For lobster lovers, now is the good old days

lobster boatFor those of us who live far from an ocean, lobster has long been the most pricey, extravagant item on most restaurant menus, fit only for the grandest celebrations. But as Walletpop has reported before, lobster is getting downright affordable.

Fortune Magazine is reporting that the wholesale, boat-side price of a lobster, $2.25 a pound, has dropped below that of an eight-pack of turkey hot dogs. An industry expert tells me this is a gross exaggeration, but that the price has in reality dropped a considerable 30-40%. I'm already putting on my bib and melting my butter; on a Monday, yet, with no celebration in sight.

Apparently much of the U.S. shares the belief that lobster and a lean wallet are incompatible, because demand is down by around a third in restaurants. Another factor hurting this market is the Icelandic banks. They usually helped fund the large lobster processors in Canada, and the drying up of this credit has hamstrung those operations.

The supply of snappy goodness is also on the rise, contributing to the price decline. Last year, Maine lobster-men pulled up 6% more catch than in 2007. This is consistent with the steady growth in population of the crustaceans over the past two decades, since the minimum size for harvesting was increased in 1988. Before then, 90% of the lobsters caught were too young to have reproduced.

Lee Kressback is owner of, which wholesales and retails lobster in Maine as well as supplying them commercially throughout the country. It also sells them via the Internet, including home delivery anywhere of live lobsters. He's been in business for 15 years in Portland, Maine, dealing directly with independent lobster-men to cherry-pick the best of harvest.

Kressback compares the lobster market to oil, in that many people use the short lived peak in prices to dramatize the price drop. Fortune Magazine, for example, compares today's prices with $10 lobster, but that was not the average price in 2006. It's claim that lobster-men are paid $2.25 a pound, he says, is misleading as well, since they are also later paid a bonus of 25-50 cents by the wharf which buys their catch.
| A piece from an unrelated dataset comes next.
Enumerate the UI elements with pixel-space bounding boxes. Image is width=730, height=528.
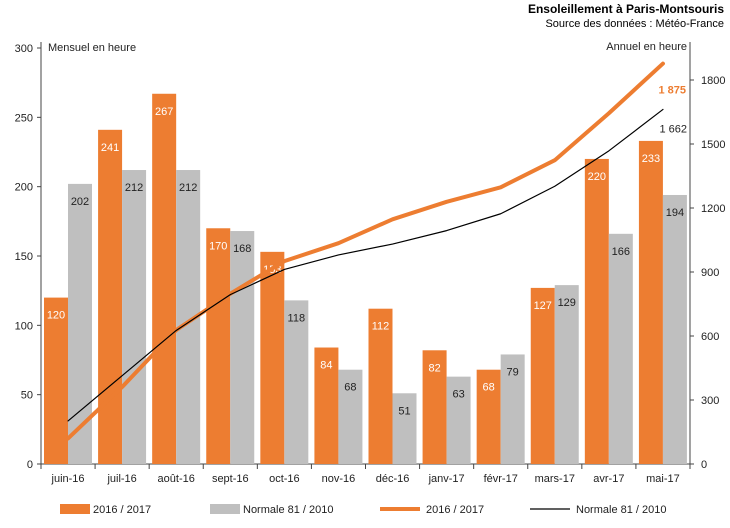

I asked Kressback if he has seen any sign that his market is turning around. He told me that "from October through April of this year, virtually every customer, while placing their order, said "Should I be doing this?"" Now, however, they are seeing a cautious return of those who clearly have the money to afford lobster. Those customers who were straining their budgets, perhaps to the breaking point, haven't come back.

My take? Don't expect stores to start giving away a free lobster with each box of cereal sold. However, the drop in price makes it a much more appealing meal option, and if you're ever going to binge on lobster and you have some spare cash, now is the time.